Der NRW-Verbraucherschutzminister Eckhard Uhlenberg hat eine Verbesserung der Lebensmittelüberwachung in seinem Bundesland angekündigt. Gleichwohl gab er zu bedenken, dass die Fälle von in den Handel geratenem verdorbenem Fleisch von seiner Behörde aufgedeckt wurden. In dem Zusammenhang warnte er vor einer Dramatisierung. Das führe bei den Verbrauchern nur zur Verunsicherung, fügte Uhlenberg hinzu.

Moderation: Bettina Klein |
    Bettina Klein: Herr Uhlenberg, wo gehen Sie denn noch einkaufen, um sicher zu sein, appetitliches Fleisch zu bekommen?

    Eckhard Uhlenberg: Ach, ich kaufe traditionell dort ein, wo wir seit vielen Jahren eingekauft haben: Das ist eine Metzgerei hier in der Stadt Werl, wo ich wohne.

    Klein: Und wie können wir sicher sein, als Verbraucher wirklich das Fleisch und die Wurst zu bekommen, die wir gerne essen möchten? Die Kontrolleure stöhnen, sie sagen, sie würden den Skandalen nur noch hinterher rennen, aber sie könnten sie nicht mehr verhindern.

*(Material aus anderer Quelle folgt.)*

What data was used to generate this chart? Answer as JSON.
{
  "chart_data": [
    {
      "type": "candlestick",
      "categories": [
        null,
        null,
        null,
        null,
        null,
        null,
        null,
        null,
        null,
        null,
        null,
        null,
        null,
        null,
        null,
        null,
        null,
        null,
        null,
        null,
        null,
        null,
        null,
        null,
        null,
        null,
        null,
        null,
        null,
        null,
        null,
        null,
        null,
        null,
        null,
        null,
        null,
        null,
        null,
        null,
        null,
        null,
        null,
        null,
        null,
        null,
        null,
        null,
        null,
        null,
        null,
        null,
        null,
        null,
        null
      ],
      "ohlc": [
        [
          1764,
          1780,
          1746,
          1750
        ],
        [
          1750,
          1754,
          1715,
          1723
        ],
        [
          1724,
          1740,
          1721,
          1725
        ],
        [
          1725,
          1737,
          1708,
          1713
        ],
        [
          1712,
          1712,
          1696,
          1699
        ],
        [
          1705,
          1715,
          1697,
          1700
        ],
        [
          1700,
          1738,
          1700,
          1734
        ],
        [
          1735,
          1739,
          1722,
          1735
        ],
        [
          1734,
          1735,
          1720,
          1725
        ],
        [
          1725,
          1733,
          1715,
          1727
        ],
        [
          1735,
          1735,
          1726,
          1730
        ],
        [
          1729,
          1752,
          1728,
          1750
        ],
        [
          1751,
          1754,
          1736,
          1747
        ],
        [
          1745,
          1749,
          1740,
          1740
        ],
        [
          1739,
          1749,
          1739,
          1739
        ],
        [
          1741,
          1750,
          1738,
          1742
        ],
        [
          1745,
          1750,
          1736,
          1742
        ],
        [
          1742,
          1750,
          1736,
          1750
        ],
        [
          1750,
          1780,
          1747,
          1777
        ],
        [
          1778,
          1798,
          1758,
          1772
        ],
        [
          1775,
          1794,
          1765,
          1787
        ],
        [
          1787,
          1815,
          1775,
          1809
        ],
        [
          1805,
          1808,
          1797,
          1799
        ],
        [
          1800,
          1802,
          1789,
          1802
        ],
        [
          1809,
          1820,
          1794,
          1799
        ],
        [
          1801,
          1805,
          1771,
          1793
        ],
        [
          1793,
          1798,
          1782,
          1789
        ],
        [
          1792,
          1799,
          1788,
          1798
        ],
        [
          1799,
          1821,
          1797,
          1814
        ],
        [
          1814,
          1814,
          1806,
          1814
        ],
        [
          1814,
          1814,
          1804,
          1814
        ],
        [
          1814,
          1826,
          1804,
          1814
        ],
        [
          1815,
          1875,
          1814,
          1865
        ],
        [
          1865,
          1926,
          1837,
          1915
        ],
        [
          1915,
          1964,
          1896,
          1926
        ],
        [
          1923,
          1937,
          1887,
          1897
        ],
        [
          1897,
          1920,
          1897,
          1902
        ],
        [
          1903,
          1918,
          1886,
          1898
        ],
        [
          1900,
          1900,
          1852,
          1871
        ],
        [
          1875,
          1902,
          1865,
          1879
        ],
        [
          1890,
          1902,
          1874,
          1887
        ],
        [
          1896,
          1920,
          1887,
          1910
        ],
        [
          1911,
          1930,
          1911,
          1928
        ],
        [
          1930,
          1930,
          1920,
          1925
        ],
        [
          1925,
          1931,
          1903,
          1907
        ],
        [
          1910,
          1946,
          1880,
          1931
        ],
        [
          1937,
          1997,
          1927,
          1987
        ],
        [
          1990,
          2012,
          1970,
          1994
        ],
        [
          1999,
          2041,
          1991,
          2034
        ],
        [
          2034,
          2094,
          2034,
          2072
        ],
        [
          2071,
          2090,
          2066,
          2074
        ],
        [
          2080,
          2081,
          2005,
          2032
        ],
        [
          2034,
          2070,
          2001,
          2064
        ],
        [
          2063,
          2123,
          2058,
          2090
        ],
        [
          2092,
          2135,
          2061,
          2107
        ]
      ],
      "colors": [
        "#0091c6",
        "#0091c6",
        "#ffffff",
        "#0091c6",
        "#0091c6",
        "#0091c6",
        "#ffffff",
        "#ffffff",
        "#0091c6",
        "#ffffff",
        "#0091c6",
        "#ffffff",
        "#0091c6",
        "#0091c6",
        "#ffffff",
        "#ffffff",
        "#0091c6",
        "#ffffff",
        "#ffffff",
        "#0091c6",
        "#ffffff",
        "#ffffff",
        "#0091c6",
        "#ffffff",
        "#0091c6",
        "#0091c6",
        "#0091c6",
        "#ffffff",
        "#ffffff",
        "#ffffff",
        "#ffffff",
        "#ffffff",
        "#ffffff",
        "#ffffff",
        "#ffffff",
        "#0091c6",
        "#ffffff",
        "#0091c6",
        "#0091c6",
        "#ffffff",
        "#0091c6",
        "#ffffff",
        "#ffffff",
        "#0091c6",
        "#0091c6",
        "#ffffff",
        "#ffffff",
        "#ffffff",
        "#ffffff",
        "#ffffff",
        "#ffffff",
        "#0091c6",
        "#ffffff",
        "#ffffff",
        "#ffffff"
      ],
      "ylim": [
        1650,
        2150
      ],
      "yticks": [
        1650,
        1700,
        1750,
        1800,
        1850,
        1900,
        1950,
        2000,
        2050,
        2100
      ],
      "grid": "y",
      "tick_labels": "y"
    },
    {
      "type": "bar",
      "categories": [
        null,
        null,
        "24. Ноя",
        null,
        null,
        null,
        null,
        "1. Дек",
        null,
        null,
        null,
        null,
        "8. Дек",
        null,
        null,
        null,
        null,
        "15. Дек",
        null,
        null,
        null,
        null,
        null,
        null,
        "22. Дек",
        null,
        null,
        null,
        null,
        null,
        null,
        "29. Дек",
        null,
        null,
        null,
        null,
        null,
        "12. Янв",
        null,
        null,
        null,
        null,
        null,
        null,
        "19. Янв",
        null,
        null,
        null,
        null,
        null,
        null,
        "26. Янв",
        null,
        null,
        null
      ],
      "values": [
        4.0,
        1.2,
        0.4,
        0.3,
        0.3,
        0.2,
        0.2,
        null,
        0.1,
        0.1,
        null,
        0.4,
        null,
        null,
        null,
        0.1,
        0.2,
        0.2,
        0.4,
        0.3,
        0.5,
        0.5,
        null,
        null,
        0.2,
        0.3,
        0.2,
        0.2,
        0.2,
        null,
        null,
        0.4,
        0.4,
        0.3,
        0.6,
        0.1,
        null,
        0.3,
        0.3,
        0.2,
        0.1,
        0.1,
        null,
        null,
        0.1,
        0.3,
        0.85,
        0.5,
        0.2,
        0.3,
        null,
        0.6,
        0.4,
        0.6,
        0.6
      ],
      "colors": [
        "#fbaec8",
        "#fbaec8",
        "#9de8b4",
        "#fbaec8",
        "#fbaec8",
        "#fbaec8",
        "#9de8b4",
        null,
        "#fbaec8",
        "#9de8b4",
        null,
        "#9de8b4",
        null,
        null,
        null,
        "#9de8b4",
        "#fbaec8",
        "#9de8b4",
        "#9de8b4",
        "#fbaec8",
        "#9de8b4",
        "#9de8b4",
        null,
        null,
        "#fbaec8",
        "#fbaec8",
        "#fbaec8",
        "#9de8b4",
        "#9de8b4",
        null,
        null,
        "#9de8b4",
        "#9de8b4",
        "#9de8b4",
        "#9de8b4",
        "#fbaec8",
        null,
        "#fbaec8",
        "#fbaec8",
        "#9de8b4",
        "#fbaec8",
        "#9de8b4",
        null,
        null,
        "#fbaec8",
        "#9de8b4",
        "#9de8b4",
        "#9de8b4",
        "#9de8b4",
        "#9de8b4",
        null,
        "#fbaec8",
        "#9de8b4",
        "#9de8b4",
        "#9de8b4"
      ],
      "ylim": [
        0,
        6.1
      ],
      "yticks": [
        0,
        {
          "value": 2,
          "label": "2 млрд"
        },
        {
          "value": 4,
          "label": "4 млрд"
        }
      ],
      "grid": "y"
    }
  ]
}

    Uhlenberg: Also, den Skandal, den wir in Nordrhein-Westfalen haben, der ist ja von der Lebensmittelüberwachung in Nordrhein-Westfalen entdeckt und aufgearbeitet worden. Das ist das Gute an dem Vorfall in Nordrhein-Westfalen, dass es hier durch unsere Behörden in Nordrhein-Westfalen auch selber entdeckt haben. Trotzdem muss die Lebensmittelüberwachung, auch in Nordrhein-Westfalen, in den nächsten Jahren verbessert werden.

    Klein: Was genau wollen Sie verbessern?

    Uhlenberg: Wir müssen die Abläufe beschleunigen. Zwischen dem Feststellen des ersten Verdachts und der Veröffentlichung dann auch für die Bevölkerung – ich kann ja die Namen der Firmen erst nennen, wenn die Staatsanwaltschaft mir auch ein entsprechendes Okay gegeben hat –, diese Abläufe, einschließlich der Untersuchungen in den chemischen Untersuchungsämtern, die müssen deutlich beschleunigt werden.

    Klein: Und wie kann das geschehen, diese Beschleunigung?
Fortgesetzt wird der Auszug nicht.